Well, there are a couple of possible reasons: 1) I may not have received it yet. If it was sent to Harper Collins Children's Books, they tend to forward all the mail every few weeks -- it can arrive in a couple of days, or it can arrive eight or twelve weeks after it was sent. Mail from Hodder Headline or from Bloomsbury in the UK is even more intermittent. If it was sent to DreamHaven, I pick up the mail when I go in. I tend to go in every four to six weeks. Sometimes more if I'm travelling. (I was last there last Thursday, and picked up the last months' worth of mail, which leads us to reason two...)

2) I may not have replied to it yet. I haven't even looked at the mail from last Thursday from DreamHaven. In a normal week, my assistant Lorraine would by now have gone through it, and all the mail from children doing school projects or from classes of kids would by now be in the Children's Book Mail box, which tends to get more priority than the regular fan mail box, because if most kids who write to authors have deadlines. The ones who actually think to say "I get a better grade if I get some kind of reply from you" tend to go higher up the pile than the ones who just wrote to say they liked a book. But what with Lorraine's broken arm, she might not have done. (I expect she'll eventually read this and say "hah! I did" and then tell me where that box is...)

But right now, I'm off buried in the next novel. I'll not be answering kids' mail for a couple more weeks, at least.

And kids do rather better than adults. I used to send anyone who wrote to me a postcard back, on the theory that postcards are fun and personal, even if they couldn't read my handwriting, and if it's a postcard people forgive you for not writing a lengthy letter. And then one day I had to face up to the reality that all the mail was not going to be answered any longer. At least, not by me, if I wanted to do anything else at all. There was just too much of it.

Probably what I need to do is write a nice postcard-for-kids that I can cross off bits that don't apply and sign it and send it back, and then at least people would be replied to faster. Still wouldn't speed up the mail getting to me, I'm afraid. But that would only take care of half of them. (Where did you get the idea for Coraline/will there be a sequel and suchlike similar questions) it would leave out all the ones that want a bit more. Such as this one...
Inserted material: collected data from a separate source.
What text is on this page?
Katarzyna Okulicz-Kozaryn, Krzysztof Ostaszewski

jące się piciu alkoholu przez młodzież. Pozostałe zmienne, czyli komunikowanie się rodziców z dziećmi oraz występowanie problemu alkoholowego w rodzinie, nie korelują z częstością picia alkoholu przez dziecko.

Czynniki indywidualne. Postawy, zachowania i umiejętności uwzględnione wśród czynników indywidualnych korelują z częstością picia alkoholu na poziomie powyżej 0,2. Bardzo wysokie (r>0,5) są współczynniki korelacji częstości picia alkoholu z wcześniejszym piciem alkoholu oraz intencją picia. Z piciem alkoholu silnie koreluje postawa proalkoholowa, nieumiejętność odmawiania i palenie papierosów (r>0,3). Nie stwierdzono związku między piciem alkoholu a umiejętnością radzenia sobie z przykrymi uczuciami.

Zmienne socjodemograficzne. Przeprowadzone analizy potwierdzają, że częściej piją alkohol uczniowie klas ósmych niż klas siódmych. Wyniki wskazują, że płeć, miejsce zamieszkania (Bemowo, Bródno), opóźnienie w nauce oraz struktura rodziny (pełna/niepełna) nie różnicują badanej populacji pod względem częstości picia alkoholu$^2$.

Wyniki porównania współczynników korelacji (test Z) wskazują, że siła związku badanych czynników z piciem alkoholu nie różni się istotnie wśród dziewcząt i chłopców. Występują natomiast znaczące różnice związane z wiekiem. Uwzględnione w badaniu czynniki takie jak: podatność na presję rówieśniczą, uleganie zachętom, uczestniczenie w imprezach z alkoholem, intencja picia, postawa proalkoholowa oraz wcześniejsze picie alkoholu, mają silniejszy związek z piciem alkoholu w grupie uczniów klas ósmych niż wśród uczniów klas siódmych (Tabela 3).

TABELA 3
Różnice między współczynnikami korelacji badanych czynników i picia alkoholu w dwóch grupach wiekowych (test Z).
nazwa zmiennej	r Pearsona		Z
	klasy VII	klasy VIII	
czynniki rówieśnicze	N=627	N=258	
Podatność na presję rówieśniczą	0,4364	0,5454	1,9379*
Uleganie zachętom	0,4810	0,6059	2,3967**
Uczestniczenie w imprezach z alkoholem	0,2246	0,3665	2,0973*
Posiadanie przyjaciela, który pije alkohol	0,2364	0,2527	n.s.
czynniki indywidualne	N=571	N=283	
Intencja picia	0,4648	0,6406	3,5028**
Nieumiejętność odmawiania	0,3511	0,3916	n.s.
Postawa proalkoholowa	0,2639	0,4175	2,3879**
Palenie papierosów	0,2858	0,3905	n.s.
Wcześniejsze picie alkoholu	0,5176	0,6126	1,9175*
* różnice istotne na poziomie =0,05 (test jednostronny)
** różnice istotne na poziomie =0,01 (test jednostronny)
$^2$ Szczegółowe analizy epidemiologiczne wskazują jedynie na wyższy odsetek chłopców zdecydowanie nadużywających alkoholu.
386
i'm doing an english report on you for ,yea, English and no matter how much i search and search for your bio online, it just goes straight to talking about your work. i know your one of America's most honorary writers, but i'd like the know about your hobbies, family, inspirations, and pretty much your background. so please please can you send me some info before July 9th (that's when it's due) ? you'll be ABSOLUTELY the BEST WRITER IN THE WORLD if you do:] <3 Carmelle, 11 grade


You know, I was pretty sure that the Contemporary Authors series "about the Author" biographical articles were still around on the web -- the FAQ links to one of them, but it's now vanished entirely. So I'll do my best to write something about my hobbies, family, inspirations, and pretty much my background by July 9th, and put it up either here on neilgaiman.com or over at mousecircus.com, or in both places. No promises, but I'll try.